Pemerintah juga didesak memenuhi hak-hak buruh dan menjamin kesejahteraan serta keselamatan buruh. ”Kami juga mendesak pemerintah segera merevisi UU ITE dan UU antidemokrasi lainnya yang tidak mencerminkan Indonesia sebagai negara demokrasi,” kata Dwi menegaskan.
Pekerja media
Aliansi Jurnalis Independen (AJI) Kota Semarang bersama Serikat Pekerja Lintas Media (SPLM) Jateng secara khusus menyoroti kesejahteraan pekerja media yang masih jauh dari harapan di Hari Buruh Internasional 2021 ini. Berbagai pelanggaran ketenagakerjaan oleh perusahaan media juga masih ditemui.
”Kondisi pekerja media di Kota Semarang sangat menyedihkan. Masih banyak perusahaan media menggaji pekerjanya jauh di bawah UMK, yakni Rp 2,8 juta. Bahkan, ada media menggaji wartawannya Rp 1 juta, Rp 1,2 juta, Rp 1,5 juta, hingga Rp 2 juta,” kata Koordinator Devisi Ketenagakerjaan AJI Kota Semarang, Abdul Mughis.
Pemberian upah layak, BPJS Ketenagakerjaan dan Kesehatan, hak cuti, uang lembur, dan tunjangan hari raya (THR) adalah beberapa hak paling mendasar yang wajib diberikan perusahaan kepada karyawannya. Namun, faktanya, hampir semua hak tersebut tidak dijalankan oleh rata-rata perusahaan media. ”Bahkan, perusahaan media yang beroperasi di Kota Semarang dan Jawa Tengah yang menggaji jurnalisnya secara layak masih bisa dihitung jari,” ujarnya.
AJI Semarang mendesak perusahaan media memenuhi hak BPJS Ketenagakerjaan dan Kesehatan kepada jurnalis atau pekerja media. Pekerja media meliputi semua pekerja yang terlibat dalam proses produksi produk media, mulai dari jurnalis, redaktur, tata letak, desain grafis, administrasi, pekerja kebersihan, hingga keamanan.
”Fenomena PHK tanpa pesangon dalam beberapa tahun terakhir di Kota Semarang juga sangat memilukan. Terdapat puluhan bahkan ratusan pekerja media menjadi korban ketidakadilan,” kata Mughis yang juga ketua SPLM Jateng.

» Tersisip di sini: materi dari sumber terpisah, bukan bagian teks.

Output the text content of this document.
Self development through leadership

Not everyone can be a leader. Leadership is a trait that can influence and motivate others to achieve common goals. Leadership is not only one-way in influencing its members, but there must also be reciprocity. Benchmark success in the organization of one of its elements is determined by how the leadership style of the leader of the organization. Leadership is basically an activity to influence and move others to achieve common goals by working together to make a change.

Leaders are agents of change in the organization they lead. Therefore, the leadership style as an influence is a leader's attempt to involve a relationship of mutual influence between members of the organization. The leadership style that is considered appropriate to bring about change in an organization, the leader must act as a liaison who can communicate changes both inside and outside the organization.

Ketua AJI Kota Semarang Aris Mulyawan menambahkan, di tengah disrupsi media massa, sejumlah perusahaan media gulung tikar dan membuat nasib karyawannya terkatung-katung tanpa kejelasan pesangon. Ironisnya, dari berbagai pelanggaran ketenagakerjaan yang dilakukan sejumlah perusahaan media tersebut, tidak ada penindakan oleh dinas tenaga kerja setempat.
Aris juga mendesak semua perusahaan media di Kota Semarang wajib menaati aturan UU Ketenagakerjaan demi terwujudnya keadilan. ”Termasuk pemberian THR. Perusahaan media wajib memberikan THR penuh, sesuai aturan UU. Tidak boleh dicicil,” ucapnya menegaskan.